Déchéance de nationalité: «L’exécutif fait preuve de myopie sondagière»
INTERVIEW•Pour le politiste Gaël Brustier, la constitutionnalisation de la déchéance de nationalité est une impasse pour le duo Valls-Hollande…Propos recueillis par Nicolas Beunaiche
Plébiscité dans un sondage en novembre, proposé par le gouvernement en décembre, l’élargissement de la déchéance de nationalité aux binationaux nés Français et condamnés pour terrorisme aurait dû passer comme une lettre à la poste. Mais plus d’un mois après les attentats de Paris, le sujet n’a pas évité la polémique. Au grand dam de l’exécutif, une grande partie de la gauche s’est déjà élevée contre sa proposition d’intégrer cette disposition dans la Constitution, forçant Manuel Valls à clarifier sa position par deux fois en deux jours. Comment en est-on arrivé là ? Pour y voir plus clair, 20 Minutes a interrogé Gaël Brustier, politiste et collaborateur scientifique du Cevipol (Centre d'étude de la vie politique de Bruxelles, qui fut militant du Parti socialiste dans une autre vie.

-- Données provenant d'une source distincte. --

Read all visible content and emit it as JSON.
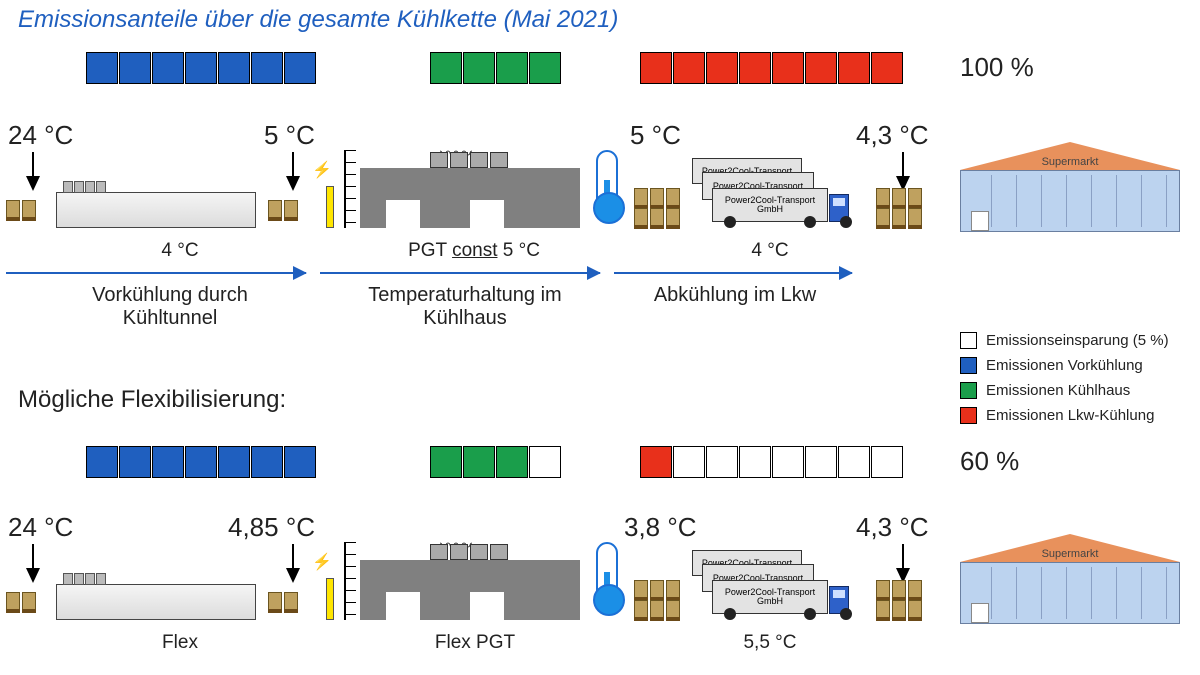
{
  "title": {
    "text": "Emissionsanteile über die gesamte Kühlkette (Mai 2021)",
    "color": "#1f5fbf",
    "fontsize": 24
  },
  "colors": {
    "precool": "#1f5fbf",
    "coldhouse": "#1a9e4b",
    "truck": "#e8301b",
    "savings_border": "#000000",
    "arrow": "#1f5fbf"
  },
  "top": {
    "blocks": {
      "precool": 7,
      "coldhouse": 4,
      "truck": 8,
      "savings": 0
    },
    "percent_label": "100 %",
    "temps": {
      "precool_in": "24 °C",
      "precool_out": "5 °C",
      "truck_in": "5 °C",
      "truck_out": "4,3 °C"
    },
    "stage_temps": {
      "precool": "4 °C",
      "coldhouse": "PGT const 5 °C",
      "truck": "4 °C"
    },
    "stage_labels": {
      "precool": "Vorkühlung durch\nKühltunnel",
      "coldhouse": "Temperaturhaltung im\nKühlhaus",
      "truck": "Abkühlung im Lkw"
    }
  },
  "flex_title": "Mögliche Flexibilisierung:",
  "bottom": {
    "blocks": {
      "precool": 7,
      "coldhouse_filled": 3,
      "coldhouse_empty": 1,
      "truck_filled": 1,
      "truck_empty": 7
    },
    "percent_label": "60 %",
    "temps": {
      "precool_in": "24 °C",
      "precool_out": "4,85 °C",
      "truck_in": "3,8 °C",
      "truck_out": "4,3 °C"
    },
    "stage_temps": {
      "precool": "Flex",
      "coldhouse": "Flex PGT",
      "truck": "5,5 °C"
    }
  },
  "legend": {
    "savings": "Emissionseinsparung (5 %)",
    "precool": "Emissionen Vorkühlung",
    "coldhouse": "Emissionen Kühlhaus",
    "truck": "Emissionen Lkw-Kühlung"
  },
  "supermarket_label": "Supermarkt",
  "truck_label": {
    "line1": "Power2Cool-Transport",
    "line2": "GmbH"
  }
}
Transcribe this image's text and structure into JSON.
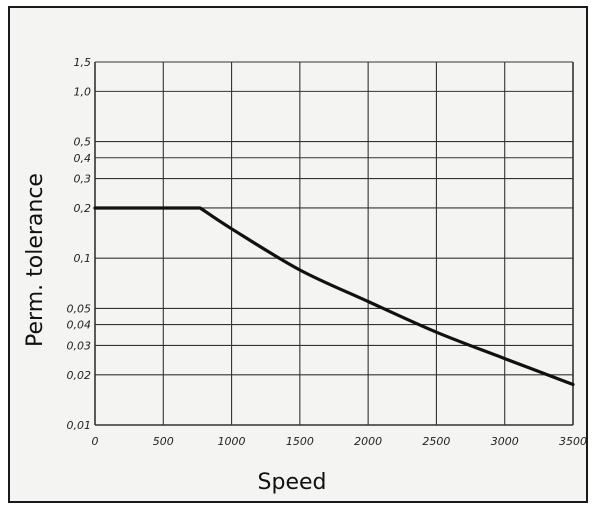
{
  "chart_data": {
    "type": "line",
    "title": "",
    "xlabel": "Speed",
    "ylabel": "Perm. tolerance",
    "xlim": [
      0,
      3500
    ],
    "ylim": [
      0.01,
      1.5
    ],
    "yscale": "log",
    "grid": true,
    "x_ticks": [
      0,
      500,
      1000,
      1500,
      2000,
      2500,
      3000,
      3500
    ],
    "x_tick_labels": [
      "0",
      "500",
      "1000",
      "1500",
      "2000",
      "2500",
      "3000",
      "3500"
    ],
    "y_ticks": [
      0.01,
      0.02,
      0.03,
      0.04,
      0.05,
      0.1,
      0.2,
      0.3,
      0.4,
      0.5,
      1.0,
      1.5
    ],
    "y_tick_labels": [
      "0,01",
      "0,02",
      "0,03",
      "0,04",
      "0,05",
      "0,1",
      "0,2",
      "0,3",
      "0,4",
      "0,5",
      "1,0",
      "1,5"
    ],
    "series": [
      {
        "x": [
          0,
          770,
          1000,
          1500,
          2000,
          2500,
          3000,
          3500
        ],
        "values": [
          0.2,
          0.2,
          0.15,
          0.085,
          0.055,
          0.036,
          0.025,
          0.0175
        ],
        "color": "#111111"
      }
    ]
  }
}
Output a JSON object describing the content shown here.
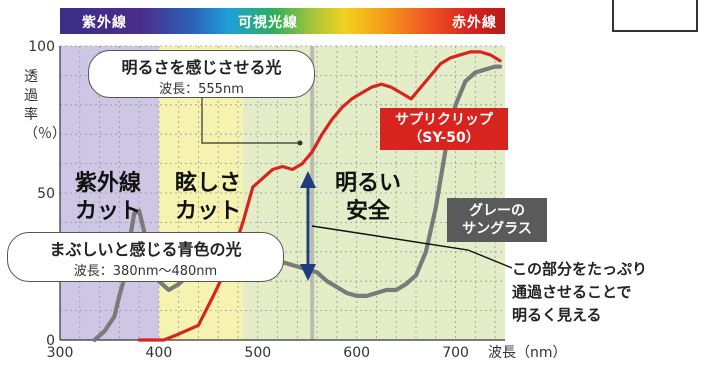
{
  "spectrum": {
    "uv": "紫外線",
    "visible": "可視光線",
    "ir": "赤外線"
  },
  "y_label": "透過率（％）",
  "bubble_light": {
    "title": "明るさを感じさせる光",
    "sub": "波長：555nm"
  },
  "bubble_blue": {
    "title": "まぶしいと感じる青色の光",
    "sub": "波長：380nm〜480nm"
  },
  "zones": {
    "uv_cut": [
      "紫外線",
      "カット"
    ],
    "glare_cut": [
      "眩しさ",
      "カット"
    ],
    "bright": [
      "明るい",
      "安全"
    ]
  },
  "product_label": [
    "サプリクリップ",
    "（SY-50）"
  ],
  "gray_label": [
    "グレーの",
    "サングラス"
  ],
  "callout": [
    "この部分をたっぷり",
    "通過させることで",
    "明るく見える"
  ],
  "chart_data": {
    "type": "line",
    "xlabel": "波長（nm）",
    "ylabel": "透過率（％）",
    "xlim": [
      300,
      750
    ],
    "ylim": [
      0,
      100
    ],
    "x_ticks": [
      300,
      400,
      500,
      600,
      700
    ],
    "y_ticks": [
      0,
      50,
      100
    ],
    "bands": [
      {
        "from": 300,
        "to": 400,
        "color": "#cdc6e4"
      },
      {
        "from": 400,
        "to": 485,
        "color": "#f6f2b0"
      },
      {
        "from": 485,
        "to": 750,
        "color": "#e3eec9"
      }
    ],
    "marker_x": 555,
    "series": [
      {
        "name": "サプリクリップ（SY-50）",
        "color": "#d8241e",
        "points": [
          [
            380,
            0
          ],
          [
            405,
            0
          ],
          [
            420,
            2
          ],
          [
            440,
            5
          ],
          [
            455,
            15
          ],
          [
            465,
            22
          ],
          [
            475,
            30
          ],
          [
            485,
            40
          ],
          [
            495,
            52
          ],
          [
            505,
            55
          ],
          [
            515,
            58
          ],
          [
            525,
            59
          ],
          [
            535,
            58
          ],
          [
            545,
            60
          ],
          [
            555,
            64
          ],
          [
            565,
            70
          ],
          [
            575,
            75
          ],
          [
            585,
            79
          ],
          [
            595,
            82
          ],
          [
            605,
            84
          ],
          [
            615,
            86
          ],
          [
            625,
            87
          ],
          [
            635,
            86
          ],
          [
            645,
            84
          ],
          [
            655,
            82
          ],
          [
            665,
            86
          ],
          [
            675,
            90
          ],
          [
            685,
            94
          ],
          [
            695,
            96
          ],
          [
            705,
            97
          ],
          [
            715,
            98
          ],
          [
            725,
            98
          ],
          [
            735,
            97
          ],
          [
            745,
            95
          ]
        ]
      },
      {
        "name": "グレーのサングラス",
        "color": "#7a7a7a",
        "points": [
          [
            335,
            0
          ],
          [
            345,
            3
          ],
          [
            355,
            8
          ],
          [
            360,
            15
          ],
          [
            365,
            21
          ],
          [
            370,
            33
          ],
          [
            375,
            43
          ],
          [
            380,
            44
          ],
          [
            385,
            37
          ],
          [
            390,
            30
          ],
          [
            395,
            24
          ],
          [
            400,
            20
          ],
          [
            410,
            17
          ],
          [
            420,
            19
          ],
          [
            430,
            22
          ],
          [
            440,
            25
          ],
          [
            450,
            27
          ],
          [
            460,
            29
          ],
          [
            470,
            30
          ],
          [
            480,
            30
          ],
          [
            490,
            30
          ],
          [
            500,
            29
          ],
          [
            510,
            28
          ],
          [
            520,
            27
          ],
          [
            530,
            26
          ],
          [
            540,
            25
          ],
          [
            550,
            24
          ],
          [
            560,
            23
          ],
          [
            570,
            20
          ],
          [
            580,
            18
          ],
          [
            590,
            16
          ],
          [
            600,
            15
          ],
          [
            610,
            15
          ],
          [
            620,
            16
          ],
          [
            630,
            17
          ],
          [
            640,
            17
          ],
          [
            650,
            19
          ],
          [
            660,
            22
          ],
          [
            670,
            30
          ],
          [
            680,
            45
          ],
          [
            690,
            65
          ],
          [
            700,
            80
          ],
          [
            710,
            88
          ],
          [
            720,
            91
          ],
          [
            730,
            92
          ],
          [
            740,
            93
          ],
          [
            745,
            93
          ]
        ]
      }
    ]
  }
}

Pourquoi cette mesure, présentée comme symbolique et à la portée limitée, fait-elle polémique à gauche ?
Parce qu’elle n’est pas si symbolique que cela, en réalité. La constitutionnalisation de la déchéance de la nationalité entraînerait une rupture d’égalité entre les citoyens, c’est-à-dire qu’elle créerait deux catégories de citoyens dans la Constitution. La question de la sécurité des Français est très importante, mais cette mesure ne l’améliorera pas de toute façon pas, si l’on en croit quelqu’un comme le juge Trévidic. C’est bien d’égalité qu’il est question ici. Or c’est un sujet sensible et un puissant levier idéologique en France. A gauche, mais pas seulement. L’opposition à la constitutionnalisation de la déchéance de la nationalité traverse les familles politiques.
Quel est alors le pari que fait l’exécutif ?
Manuel Valls mise sur la « demande d’autorité » de la population. Il s’appuie sur un sondage Elabe réalisé au lendemain des attentats, selon lequel 94 % des Français soutiennent la proposition de déchoir de la nationalité française les personnes condamnées pour terrorisme. Sans prendre en compte le fait que les personnes interrogées ont répondu sous le coup de l’émotion légitime. Selon moi, l’exécutif fait preuve de myopie sondagière, comme il l’avait fait au moment du mariage pour tous ; il pensait faire passer la mesure facilement, mais il a finalement réussi à cristalliser un mouvement conservateur qui a connu par la suite des succès électoraux, notamment aux régionales, en Rhône-Alpes. Désormais, Manuel Valls a intérêt à ce que le débat s’hystérise, que les comparaisons historiques hasardeuses se multiplient, pour que les discussions s’éloignent du véritable sujet, à savoir l’égalité. Sinon, il se dirige vers une grave désillusion.
Vous pensez que la mesure a peu de chances de passer ?
Je pense que plus le temps va passer, plus le débat va se recentrer sur la question de l’égalité. Et je ne vois pas comment les 3/5es des parlementaires pourraient donner leur accord à un tel projet. On voit déjà se réveiller, à droite, des traditions issues de la démocratie chrétienne ou du gaullisme social opposées à cette mesure. Un référendum réveillerait d’ailleurs l’aspiration égalitaire de nombreux de nos concitoyens. Pour moi, le sujet est une impasse pour le pouvoir. Il ne prend pas au sérieux la puissance de l’idéologie, notamment sa dimension égalitaire en France.